[PATCH] D135991: [AArch64] Fix cost model for `udiv` instruction when one of the operands is a uniform constant

Dave Green via Phabricator via llvm-commits llvm-commits at lists.llvm.org
Wed Nov 2 08:46:04 PDT 2022


dmgreen added inline comments.


================
Comment at: llvm/lib/Target/AArch64/AArch64TargetTransformInfo.cpp:2109
+            (Op2Info.isConstant() && Op2Info.isUniform())) {
+          InstructionCost InsertCost = getArithmeticInstrCost(
+              Instruction::InsertElement, Ty, CostKind, Op1Info, Op2Info);
----------------
zjaffal wrote:
> dmgreen wrote:
> > zjaffal wrote:
> > > dmgreen wrote:
> > > > getArithmeticInstrCost should not be used with InsertElement or ExtractElement. It is used for arithmetic instructions like Add and Div. getVectorInstrCost should be used with InsertElement and ExtractElement.
> > > > 
> > > > For the i64 Mul case below we hard-coded the values 2 instead, due to the more regular nature of the scalarization. (It was originally 1, but we had to increase it as it was not quite high enough in cases).
> > > The code before my patch used `getArithmeticInstrCost` should we only use `getVectorInstrCost` then?
> > I think that using getArithmeticInstrCost in the old code was wrong, yeah. But all the old costmode code is pretty odd, like the way it does `Cost += Cost;`. Using getVectorInstrCost might end up giving too high a cost, if it does I would not be against using a cost of 2, like we do for Mul.
> > 
> > I would expect the basic cost of a vector divide that we expand to be:
> > `(getArithmeticInstrCost(Div, ScalarTy) + 2 * getVectorInstrCost(Extract) + getVectorInstrCost(Insert)) * VF`. The `2*ExractCost` could be reduced to `1*ExtractCost` if the operand is Uniform.
> > 
> > I haven't done any checking of that scheme though. That's where benchmarks come in, to make sure the theory matches practice and it doesn't end up making things worse.
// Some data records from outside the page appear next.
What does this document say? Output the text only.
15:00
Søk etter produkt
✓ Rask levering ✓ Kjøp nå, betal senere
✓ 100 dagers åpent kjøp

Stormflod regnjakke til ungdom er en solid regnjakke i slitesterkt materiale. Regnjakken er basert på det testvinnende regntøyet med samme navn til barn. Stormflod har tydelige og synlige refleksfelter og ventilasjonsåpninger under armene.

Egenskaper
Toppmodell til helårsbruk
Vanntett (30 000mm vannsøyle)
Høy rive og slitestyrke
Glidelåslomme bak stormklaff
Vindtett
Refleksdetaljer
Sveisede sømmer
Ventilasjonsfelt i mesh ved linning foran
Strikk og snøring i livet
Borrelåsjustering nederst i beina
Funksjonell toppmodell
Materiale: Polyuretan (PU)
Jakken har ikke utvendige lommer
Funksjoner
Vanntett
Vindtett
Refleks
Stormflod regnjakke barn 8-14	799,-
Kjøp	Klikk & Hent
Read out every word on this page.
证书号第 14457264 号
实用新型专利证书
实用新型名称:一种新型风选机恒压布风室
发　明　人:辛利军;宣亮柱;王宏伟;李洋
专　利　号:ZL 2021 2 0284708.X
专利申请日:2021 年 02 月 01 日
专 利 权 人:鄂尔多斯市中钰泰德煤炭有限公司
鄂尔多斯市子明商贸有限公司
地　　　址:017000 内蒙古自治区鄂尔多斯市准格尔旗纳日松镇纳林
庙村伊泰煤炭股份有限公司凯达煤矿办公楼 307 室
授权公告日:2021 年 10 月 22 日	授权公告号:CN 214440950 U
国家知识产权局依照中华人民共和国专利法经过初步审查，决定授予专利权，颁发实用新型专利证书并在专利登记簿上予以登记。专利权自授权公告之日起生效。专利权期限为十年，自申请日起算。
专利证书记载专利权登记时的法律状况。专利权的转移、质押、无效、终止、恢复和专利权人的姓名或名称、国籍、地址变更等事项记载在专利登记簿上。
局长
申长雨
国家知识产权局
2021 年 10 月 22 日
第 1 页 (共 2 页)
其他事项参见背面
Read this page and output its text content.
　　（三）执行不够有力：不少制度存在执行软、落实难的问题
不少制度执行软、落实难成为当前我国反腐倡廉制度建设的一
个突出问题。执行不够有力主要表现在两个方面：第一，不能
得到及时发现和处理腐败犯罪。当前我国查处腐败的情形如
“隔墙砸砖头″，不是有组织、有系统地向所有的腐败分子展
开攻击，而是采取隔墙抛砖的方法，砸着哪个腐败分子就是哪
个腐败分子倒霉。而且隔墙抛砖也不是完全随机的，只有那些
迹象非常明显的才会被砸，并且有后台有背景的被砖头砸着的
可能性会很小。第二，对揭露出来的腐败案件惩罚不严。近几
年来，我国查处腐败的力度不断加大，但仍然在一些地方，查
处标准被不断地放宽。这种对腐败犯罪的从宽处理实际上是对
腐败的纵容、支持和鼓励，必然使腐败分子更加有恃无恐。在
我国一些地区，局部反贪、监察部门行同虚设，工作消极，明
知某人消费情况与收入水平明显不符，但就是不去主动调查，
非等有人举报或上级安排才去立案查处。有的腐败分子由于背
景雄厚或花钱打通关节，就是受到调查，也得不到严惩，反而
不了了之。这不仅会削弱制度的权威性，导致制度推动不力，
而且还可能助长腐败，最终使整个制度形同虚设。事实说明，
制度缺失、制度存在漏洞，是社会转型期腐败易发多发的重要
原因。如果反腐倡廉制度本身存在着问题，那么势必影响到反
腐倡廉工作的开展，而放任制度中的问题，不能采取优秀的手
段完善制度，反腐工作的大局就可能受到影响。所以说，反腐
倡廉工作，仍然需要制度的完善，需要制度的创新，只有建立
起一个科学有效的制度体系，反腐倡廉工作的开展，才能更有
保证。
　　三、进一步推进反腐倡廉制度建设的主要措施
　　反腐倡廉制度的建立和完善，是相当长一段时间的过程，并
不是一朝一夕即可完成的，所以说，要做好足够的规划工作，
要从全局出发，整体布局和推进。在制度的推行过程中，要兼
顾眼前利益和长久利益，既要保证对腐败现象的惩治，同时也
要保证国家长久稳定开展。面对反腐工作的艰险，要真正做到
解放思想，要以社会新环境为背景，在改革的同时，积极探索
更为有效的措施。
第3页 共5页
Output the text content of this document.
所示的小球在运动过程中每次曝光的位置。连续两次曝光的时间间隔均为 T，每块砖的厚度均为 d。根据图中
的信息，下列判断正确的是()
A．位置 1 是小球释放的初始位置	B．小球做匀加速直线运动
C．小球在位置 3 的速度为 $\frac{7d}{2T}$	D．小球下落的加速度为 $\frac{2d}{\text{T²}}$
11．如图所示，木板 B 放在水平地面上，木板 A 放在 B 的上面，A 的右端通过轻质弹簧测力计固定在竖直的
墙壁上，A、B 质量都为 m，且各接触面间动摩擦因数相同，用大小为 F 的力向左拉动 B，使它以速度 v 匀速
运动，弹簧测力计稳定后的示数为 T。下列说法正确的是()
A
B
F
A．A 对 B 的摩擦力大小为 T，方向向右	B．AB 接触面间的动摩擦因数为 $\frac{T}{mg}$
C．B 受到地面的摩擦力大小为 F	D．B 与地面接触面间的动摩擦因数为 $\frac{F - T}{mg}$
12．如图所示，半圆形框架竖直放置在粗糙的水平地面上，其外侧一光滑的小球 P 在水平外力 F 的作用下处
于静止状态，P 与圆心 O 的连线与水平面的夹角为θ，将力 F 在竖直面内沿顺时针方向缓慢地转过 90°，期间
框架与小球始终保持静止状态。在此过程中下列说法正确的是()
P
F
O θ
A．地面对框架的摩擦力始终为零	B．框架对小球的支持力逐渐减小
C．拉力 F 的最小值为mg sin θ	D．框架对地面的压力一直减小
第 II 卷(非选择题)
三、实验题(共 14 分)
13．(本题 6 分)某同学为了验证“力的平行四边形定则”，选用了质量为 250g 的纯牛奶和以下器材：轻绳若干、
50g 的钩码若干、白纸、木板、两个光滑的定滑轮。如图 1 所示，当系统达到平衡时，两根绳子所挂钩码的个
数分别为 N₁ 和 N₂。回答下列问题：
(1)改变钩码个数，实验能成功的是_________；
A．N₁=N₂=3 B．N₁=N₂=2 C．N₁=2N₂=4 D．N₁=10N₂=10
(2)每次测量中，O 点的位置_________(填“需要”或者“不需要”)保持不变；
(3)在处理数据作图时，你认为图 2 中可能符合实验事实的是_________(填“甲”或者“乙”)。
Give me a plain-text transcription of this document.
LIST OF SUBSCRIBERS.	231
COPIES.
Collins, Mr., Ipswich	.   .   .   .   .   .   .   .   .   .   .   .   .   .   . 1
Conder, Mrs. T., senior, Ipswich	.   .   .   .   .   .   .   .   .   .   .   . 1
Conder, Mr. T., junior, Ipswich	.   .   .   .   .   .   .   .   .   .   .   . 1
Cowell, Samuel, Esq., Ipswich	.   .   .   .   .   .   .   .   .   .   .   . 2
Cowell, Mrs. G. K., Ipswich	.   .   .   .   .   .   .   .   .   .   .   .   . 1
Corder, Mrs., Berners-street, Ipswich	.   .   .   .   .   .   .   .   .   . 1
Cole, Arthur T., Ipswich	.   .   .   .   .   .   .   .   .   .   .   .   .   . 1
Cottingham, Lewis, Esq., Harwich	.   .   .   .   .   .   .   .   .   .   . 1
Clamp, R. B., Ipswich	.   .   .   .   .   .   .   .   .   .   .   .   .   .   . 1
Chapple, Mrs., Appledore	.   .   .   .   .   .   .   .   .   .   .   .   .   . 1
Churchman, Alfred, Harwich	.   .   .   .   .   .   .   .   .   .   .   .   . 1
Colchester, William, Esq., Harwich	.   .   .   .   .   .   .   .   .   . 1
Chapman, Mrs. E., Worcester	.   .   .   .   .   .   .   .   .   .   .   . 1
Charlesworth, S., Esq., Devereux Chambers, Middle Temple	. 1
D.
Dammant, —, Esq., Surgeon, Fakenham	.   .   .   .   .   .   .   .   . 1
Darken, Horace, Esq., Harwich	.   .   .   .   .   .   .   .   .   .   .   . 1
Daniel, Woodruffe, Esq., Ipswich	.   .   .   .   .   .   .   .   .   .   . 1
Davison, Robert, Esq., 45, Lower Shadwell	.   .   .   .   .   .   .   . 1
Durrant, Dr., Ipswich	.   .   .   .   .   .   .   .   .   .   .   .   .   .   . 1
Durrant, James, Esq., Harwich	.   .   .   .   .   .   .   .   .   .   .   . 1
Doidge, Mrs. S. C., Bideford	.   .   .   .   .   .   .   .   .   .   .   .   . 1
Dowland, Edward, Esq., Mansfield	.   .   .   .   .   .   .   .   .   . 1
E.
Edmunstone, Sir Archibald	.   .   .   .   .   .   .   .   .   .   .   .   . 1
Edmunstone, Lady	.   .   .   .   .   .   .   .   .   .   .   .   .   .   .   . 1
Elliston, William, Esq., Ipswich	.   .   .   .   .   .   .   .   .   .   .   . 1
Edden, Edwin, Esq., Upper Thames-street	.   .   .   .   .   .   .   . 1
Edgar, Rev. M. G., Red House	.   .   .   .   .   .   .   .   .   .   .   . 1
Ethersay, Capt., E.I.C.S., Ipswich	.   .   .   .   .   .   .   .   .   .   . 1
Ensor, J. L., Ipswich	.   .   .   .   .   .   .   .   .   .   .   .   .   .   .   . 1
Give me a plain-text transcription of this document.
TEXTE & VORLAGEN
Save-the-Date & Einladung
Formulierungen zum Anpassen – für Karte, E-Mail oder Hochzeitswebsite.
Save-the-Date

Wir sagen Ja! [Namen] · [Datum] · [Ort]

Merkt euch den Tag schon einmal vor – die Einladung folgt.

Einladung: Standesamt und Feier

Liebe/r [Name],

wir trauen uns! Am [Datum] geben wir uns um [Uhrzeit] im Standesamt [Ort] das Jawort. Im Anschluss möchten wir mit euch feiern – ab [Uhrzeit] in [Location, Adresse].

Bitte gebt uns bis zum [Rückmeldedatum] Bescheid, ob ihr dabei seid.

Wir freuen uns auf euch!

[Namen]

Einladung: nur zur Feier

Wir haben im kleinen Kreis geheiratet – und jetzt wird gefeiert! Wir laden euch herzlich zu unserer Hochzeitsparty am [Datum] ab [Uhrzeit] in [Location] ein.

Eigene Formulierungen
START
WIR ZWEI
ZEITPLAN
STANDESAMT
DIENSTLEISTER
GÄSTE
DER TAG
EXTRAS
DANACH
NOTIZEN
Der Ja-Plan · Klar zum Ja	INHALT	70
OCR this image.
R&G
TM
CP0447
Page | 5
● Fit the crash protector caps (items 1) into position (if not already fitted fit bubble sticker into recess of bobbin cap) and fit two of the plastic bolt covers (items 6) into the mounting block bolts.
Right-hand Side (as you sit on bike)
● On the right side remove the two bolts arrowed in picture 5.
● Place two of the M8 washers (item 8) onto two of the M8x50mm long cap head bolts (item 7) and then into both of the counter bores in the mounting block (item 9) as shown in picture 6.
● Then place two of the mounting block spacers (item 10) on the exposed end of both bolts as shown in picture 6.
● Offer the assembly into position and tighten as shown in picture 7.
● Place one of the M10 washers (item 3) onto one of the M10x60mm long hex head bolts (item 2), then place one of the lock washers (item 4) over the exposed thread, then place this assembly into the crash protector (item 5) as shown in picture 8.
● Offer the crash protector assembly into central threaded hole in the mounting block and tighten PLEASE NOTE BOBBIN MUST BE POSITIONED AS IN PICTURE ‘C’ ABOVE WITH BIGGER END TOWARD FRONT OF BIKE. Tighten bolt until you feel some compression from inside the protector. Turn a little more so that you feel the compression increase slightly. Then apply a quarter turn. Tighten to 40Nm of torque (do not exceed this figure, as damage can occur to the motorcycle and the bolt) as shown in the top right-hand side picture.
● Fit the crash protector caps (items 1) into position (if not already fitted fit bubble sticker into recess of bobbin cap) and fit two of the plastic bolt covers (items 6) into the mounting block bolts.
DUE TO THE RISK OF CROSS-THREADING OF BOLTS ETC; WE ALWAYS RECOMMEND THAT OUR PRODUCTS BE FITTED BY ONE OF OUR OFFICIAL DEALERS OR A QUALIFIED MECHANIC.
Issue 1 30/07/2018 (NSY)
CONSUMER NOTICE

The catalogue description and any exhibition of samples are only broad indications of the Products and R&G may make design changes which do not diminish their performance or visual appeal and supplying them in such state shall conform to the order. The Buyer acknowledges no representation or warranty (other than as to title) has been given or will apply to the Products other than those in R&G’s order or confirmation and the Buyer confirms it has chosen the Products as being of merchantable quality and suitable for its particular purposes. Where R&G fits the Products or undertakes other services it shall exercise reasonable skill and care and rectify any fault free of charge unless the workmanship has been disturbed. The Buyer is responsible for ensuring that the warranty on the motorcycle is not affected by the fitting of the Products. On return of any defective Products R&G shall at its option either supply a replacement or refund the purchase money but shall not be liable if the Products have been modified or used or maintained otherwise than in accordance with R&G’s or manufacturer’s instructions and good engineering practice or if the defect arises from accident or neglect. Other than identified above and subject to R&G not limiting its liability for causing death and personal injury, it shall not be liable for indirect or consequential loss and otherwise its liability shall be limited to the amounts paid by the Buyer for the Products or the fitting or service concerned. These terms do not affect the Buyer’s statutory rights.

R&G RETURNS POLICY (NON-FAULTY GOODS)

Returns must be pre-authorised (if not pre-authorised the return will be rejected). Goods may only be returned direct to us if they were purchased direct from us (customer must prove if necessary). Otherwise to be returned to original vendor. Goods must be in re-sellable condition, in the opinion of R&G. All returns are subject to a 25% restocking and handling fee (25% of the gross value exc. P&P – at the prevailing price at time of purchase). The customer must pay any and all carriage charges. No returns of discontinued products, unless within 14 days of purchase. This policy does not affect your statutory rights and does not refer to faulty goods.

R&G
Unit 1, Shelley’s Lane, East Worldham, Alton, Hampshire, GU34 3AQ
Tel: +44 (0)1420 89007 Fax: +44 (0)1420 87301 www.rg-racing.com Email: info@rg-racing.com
There may have been a reason why the old code got things "wrong".
> I tried doing the following now for uniform constants
> ```
>           FixedVectorType *VTy = cast<FixedVectorType>(Ty);
>           InstructionCost InsertExtractCost;
>           for(unsigned Idx = 0; Idx < VTy->getNumElements() ; Idx ++){
>             InsertExtractCost += getVectorInstrCost(Instruction::InsertElement, VTy, Idx);
>             InsertExtractCost += getVectorInstrCost(Instruction::ExtractElement, VTy, Idx);
>           }
>           InstructionCost DivCost = getArithmeticInstrCost(Opcode, VTy->getScalarType(), CostKind);
>           return InsertExtractCost + DivCost * VTy->getNumElements();
> ```
> It overly estimates the cost of div instructions, take the following example:
> ```
>   %V64i8 = udiv <64 x i8> undef, <i8 7, i8 7, i8 7, i8 7, i8 7, i8 7, i8 7, i8 7, i8 7, i8 7, i8 7, i8 7, i8 7, i8 7, i8 7, i8 7, i8 7, i8 7, i8 7, i8 7, i8 7, i8 7, i8 7, i8 7, i8 7, i8 7, i8 7, i8 7, i8 7, i8 7, i8 7, i8 7, i8 7, i8 7, i8 7, i8 7, i8 7, i8 7, i8 7, i8 7, i8 7, i8 7, i8 7, i8 7, i8 7, i8 7, i8 7, i8 7, i8 7, i8 7, i8 7, i8 7, i8 7, i8 7, i8 7, i8 7, i8 7, i8 7, i8 7, i8 7, i8 7, i8 7, i8 7, i8 7>
> ```
> 
> The original estimate was: **880**
> My current patch estimate: **80**
> Using `getArithmeticInstrCost`: **424**
> 
> >I haven't done any checking of that scheme though. That's where benchmarks come in, to make sure the theory matches practice and it doesn't end up making things worse. There may have been a reason why the old code got things "wrong".
> I will put a microbenchmark patch to test the cost result. I think this might give a clear indicator of the cost estimate
> 
424 seems like it might it might not be too far off, just counting instructions: https://godbolt.org/z/x8fsYP5Pb. Any 64x vector is going to fairly expensive if we need to scalarize it.

If it was me, I might be tempted to just use `(DivCost + 4) * VF`, to match the mul variant below. 4 is 2 for insert, 2 for extract. It would be 6 for an instruction with variable operands. It might work better for regular scalarization of integers.

That would rely on getArithmeticInstrCost(Div, ScalarTy) getting the correct cost for non-power2 constants to be precise for the example above, which it might not at the moment.